L’ispirazione,
perché non si tratta di un remake, è Quel
maledetto treno blindato firmato da Enzo Castellari,
divertitevi a scovare il suo cameo nel film di Tarantino,
nel 1978. Il risultato è Bastardi
senza gloria, ovvero Inglorious Basterds, errori ortografici
voluti e cercati.
Il pregio di Tarantino è quello di non rifare mai un
film uguale a se stesso, sperimenta, ricicla, omaggia il cinema
tout court, copiando generi e sottogeneri per riproporli alla
sua maniera, contaminandoli tra di loro, donandogli una scrittura
sempre nuova, post-moderna, brillante nei dialoghi, ritmica
nell’azione, sanguigna nella realizzazione.
Bastardi senza gloria non esce
da questo tracciato, ma anzi sembra elevarlo alla massima
perfezione, tanto da considerare questa come una delle migliori
opere del regista americano, alla pari di Pulp
Fiction e Jackie Brown.
Tanto ci aveva poco convinto con Kill
Bill, tanto ci ha conquistato con questi bastardi ebrei,
catapultati in mezzo alle linee nemiche nella Francia occupata
dai nazisti, in cerca di scalpi tedeschi da offrire al loro
Tenente Aldo Raine, un convinto e convincente Brad Pitt.

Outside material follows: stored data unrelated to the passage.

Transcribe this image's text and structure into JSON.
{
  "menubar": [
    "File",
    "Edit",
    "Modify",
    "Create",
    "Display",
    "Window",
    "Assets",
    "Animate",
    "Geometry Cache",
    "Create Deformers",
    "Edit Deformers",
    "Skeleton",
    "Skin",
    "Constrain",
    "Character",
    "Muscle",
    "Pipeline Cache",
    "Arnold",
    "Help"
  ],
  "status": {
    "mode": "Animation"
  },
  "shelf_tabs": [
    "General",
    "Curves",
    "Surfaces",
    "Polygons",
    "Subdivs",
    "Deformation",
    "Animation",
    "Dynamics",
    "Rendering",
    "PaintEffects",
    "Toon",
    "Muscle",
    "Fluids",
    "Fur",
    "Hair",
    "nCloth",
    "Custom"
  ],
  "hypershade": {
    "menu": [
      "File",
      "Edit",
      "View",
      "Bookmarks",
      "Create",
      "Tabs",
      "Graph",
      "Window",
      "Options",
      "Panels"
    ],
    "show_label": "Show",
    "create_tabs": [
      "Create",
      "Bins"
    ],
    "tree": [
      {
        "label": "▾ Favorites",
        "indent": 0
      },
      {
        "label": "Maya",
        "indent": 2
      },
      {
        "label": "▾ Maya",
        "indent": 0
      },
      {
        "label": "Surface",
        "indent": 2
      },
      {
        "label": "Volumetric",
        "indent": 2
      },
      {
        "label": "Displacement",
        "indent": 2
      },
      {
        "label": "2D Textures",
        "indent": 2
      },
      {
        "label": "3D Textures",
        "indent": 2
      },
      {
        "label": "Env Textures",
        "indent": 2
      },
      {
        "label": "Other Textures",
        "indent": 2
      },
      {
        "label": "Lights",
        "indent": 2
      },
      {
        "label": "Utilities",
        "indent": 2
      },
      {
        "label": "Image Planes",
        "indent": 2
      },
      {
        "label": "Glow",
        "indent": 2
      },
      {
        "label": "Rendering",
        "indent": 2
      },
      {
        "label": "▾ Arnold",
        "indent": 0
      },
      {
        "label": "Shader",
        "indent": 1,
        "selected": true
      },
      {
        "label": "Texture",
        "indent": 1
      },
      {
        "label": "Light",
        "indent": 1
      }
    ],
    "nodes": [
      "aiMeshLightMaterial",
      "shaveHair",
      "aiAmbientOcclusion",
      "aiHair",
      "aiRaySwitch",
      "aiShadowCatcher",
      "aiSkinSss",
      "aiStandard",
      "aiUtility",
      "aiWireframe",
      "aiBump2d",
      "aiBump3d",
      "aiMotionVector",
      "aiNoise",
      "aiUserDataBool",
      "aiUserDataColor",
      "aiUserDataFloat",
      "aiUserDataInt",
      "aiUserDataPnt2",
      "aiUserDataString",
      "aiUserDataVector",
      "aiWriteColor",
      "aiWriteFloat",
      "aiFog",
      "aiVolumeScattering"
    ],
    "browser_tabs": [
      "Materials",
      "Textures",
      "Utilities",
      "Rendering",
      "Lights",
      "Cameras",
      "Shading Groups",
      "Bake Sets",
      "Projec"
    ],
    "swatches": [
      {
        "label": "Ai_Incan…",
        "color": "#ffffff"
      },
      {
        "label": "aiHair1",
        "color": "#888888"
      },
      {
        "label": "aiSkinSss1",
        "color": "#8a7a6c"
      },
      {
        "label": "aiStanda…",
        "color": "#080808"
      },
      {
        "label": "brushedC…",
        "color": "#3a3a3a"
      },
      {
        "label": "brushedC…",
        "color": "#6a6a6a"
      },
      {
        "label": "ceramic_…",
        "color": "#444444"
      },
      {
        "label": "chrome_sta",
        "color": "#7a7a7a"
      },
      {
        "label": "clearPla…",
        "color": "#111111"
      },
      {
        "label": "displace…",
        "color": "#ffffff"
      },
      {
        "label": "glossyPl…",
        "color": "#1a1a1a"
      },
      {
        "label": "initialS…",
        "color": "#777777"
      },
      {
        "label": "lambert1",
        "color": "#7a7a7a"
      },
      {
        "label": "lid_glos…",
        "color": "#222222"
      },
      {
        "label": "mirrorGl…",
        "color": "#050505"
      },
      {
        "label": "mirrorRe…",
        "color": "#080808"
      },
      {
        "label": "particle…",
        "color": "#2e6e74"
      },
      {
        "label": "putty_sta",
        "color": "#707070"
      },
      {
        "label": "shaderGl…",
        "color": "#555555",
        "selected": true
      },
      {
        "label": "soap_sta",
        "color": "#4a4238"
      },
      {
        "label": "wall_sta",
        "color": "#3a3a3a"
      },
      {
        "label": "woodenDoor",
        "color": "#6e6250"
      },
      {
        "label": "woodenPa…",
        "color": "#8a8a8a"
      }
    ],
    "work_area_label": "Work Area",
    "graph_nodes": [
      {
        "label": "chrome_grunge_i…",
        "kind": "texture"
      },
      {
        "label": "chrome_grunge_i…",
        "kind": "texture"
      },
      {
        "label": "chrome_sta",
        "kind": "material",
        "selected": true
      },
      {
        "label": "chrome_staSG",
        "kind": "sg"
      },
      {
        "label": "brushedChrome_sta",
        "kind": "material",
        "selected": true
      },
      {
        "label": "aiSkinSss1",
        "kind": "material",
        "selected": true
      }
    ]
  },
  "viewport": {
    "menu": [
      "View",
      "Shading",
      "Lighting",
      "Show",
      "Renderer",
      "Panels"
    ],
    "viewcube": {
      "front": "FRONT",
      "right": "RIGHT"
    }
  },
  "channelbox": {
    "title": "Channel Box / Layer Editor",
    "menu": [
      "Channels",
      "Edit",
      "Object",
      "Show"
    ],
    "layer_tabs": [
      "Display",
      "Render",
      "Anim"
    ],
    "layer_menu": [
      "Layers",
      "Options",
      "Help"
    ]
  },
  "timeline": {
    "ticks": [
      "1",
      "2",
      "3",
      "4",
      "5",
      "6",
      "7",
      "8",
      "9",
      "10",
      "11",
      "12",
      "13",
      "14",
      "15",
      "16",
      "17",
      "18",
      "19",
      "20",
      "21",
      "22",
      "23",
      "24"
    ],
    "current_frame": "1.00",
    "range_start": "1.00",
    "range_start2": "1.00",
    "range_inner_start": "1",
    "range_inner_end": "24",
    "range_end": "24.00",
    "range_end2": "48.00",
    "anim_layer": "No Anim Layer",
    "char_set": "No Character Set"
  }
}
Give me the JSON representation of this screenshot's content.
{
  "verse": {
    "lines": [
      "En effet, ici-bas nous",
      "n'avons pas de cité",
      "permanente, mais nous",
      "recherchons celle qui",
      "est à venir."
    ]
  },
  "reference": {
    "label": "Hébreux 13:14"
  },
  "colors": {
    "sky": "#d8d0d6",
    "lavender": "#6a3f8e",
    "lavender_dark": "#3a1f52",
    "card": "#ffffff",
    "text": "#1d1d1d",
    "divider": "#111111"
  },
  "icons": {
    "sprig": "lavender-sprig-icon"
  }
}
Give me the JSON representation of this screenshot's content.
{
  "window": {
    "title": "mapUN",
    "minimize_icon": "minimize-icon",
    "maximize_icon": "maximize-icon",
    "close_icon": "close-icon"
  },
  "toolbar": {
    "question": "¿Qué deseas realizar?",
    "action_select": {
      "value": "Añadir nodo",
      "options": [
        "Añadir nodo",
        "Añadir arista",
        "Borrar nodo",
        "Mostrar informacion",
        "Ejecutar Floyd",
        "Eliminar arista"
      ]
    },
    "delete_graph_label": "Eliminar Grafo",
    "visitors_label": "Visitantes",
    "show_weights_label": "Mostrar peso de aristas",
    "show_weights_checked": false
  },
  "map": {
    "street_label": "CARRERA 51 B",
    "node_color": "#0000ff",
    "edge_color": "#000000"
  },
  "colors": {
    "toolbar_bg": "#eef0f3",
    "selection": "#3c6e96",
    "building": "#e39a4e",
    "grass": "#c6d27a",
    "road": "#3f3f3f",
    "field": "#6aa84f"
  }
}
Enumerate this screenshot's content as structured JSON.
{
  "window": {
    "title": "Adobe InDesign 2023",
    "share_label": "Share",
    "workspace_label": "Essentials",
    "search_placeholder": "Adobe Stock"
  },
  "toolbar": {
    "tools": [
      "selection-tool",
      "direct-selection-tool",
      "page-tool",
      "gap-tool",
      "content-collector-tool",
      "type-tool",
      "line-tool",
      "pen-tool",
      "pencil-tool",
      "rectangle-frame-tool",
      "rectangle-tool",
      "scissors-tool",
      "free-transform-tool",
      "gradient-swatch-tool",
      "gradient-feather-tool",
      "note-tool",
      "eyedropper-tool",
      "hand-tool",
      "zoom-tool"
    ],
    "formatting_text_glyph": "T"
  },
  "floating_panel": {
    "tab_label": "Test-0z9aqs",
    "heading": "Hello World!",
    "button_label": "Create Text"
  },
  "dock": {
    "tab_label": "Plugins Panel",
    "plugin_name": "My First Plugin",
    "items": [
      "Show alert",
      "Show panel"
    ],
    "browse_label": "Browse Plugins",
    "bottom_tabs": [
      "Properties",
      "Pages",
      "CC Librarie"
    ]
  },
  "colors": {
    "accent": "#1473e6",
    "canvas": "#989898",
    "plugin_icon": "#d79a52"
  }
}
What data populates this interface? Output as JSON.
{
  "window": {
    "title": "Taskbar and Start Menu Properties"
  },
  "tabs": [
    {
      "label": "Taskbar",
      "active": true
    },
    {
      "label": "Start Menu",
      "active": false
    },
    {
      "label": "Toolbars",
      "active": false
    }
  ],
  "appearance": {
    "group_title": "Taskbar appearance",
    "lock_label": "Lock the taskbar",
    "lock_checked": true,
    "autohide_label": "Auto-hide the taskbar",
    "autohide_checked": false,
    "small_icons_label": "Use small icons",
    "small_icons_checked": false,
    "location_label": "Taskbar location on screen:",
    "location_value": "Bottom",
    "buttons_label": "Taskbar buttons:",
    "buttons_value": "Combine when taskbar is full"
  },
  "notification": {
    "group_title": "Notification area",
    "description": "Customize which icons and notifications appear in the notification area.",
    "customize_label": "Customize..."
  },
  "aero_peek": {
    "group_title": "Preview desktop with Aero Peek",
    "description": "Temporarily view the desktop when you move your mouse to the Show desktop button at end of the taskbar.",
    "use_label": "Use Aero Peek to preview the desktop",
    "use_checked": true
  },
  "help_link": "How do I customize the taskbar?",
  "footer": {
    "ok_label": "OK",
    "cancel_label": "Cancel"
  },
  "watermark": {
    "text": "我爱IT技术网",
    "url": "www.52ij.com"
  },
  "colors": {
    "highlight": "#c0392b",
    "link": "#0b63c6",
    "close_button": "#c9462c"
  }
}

Ma come ogni film di Tarantino, il punto di forza del film
è la coralità del suo cast artistico, suggellato
da una produzione che voleva che gli interpreti fossero originari
dei paesi di appartenenza dei personaggi. Così accanto
agli americani Brad Pitt, Eli Roth (occhio a costui, chi poteva
interpretare il sanguinario Donny Donowitsz che uccide i nazisti
a colpi di mazza da baseball se non il regista di Cabin
Fever ed Hostel), troviamo
la francese Mélanie Laurent, i tedeschi Sylvester Groth
e Martin Wuttke rispettivamente nei ruoli di Goebbels e Hitler,
la tedesca Diane Kruger nel ruolo della spia tedesca Briget
Von Hammersmark e Christopher Waltz, austriaco nei panni del
Colonnello Landa. Il tutto si traduce sullo schermo in un
poliglottismo assai interessante, che funge da snodo narrativo
in alcune fasi, in gag comiche in altre, per la cui ragione
si consiglia vivamente la visione del film in lingua originale.
Diversi i meriti della pellicola. Alfred Hitchcock sosteneva,
a ragione, che più riuscito è il cattivo, più
riuscito sarà il film. Bastardi senza gloria fa sua
questa lezione. Si perché l’ottima riuscita dell’opera
filmica deve moltissimo alla figura del cacciatore di ebrei
il Colonnello Landa, interpretato da un mefistofelico Christopher
Waltz, premiato giustamente a Cannes come miglior attore.
Un personaggio dotato di classe, cultura, malizia, fascino
indiscutibile condito da una cattiveria mefistofelica, una
progettualità lucida, fredda e calcolata, che lo rende
uno dei personaggi cattivi più memorabili della storia
del cinema, alla pari dello Jago interpretato da Micheàl
McLiaoir nell’Otello di
Orson Welles.
Fino ad oggi consideravamo Quentin Tarantino un ottimo sceneggiatore,
un eccellente dialoghista, ma solo un discreto regista. Con
questa ultima opera il regista americano ci regala almeno
due sequenze che sono una lezione di regia, per direzione
d’attori, cura del dettaglio, costruzione della suspense,
ritmo di narrazione. Occhio quindi al prologo del film, alla
sequenza in cui il Colonnello Landa cerca di convincere un
contadino francese a passargli alcune informazioni su una
famiglia ebrea sparita misteriosamente nel nulla. Un duello
tutto verbale, sottolineato dalle musiche di Morricone che
riecheggiano quelle immortali della trilogia del dollaro,
che è un altissimo pezzo di cinema. Oppure la sequenza
dell’osteria in cui si ritrovano per errore una gruppo
di soldati tedeschi ed un gruppo di “bastardi”.
Una sequenza di suspense che sarebbe piaciuta a Sir Alfred.
Una pellicola che al di la di quanto detto non va spiegata
o svelata ulteriormente, per non rovinare il divertimento,
le numerose sorprese, i continui rimandi e citazioni, di cui
il film si compone, lasciando allo spettatore la gioia di
scoprire e vivere il film così come lo abbiamo scoperto
noi. Un Tarantino al 100% per un divertimento al 1000%.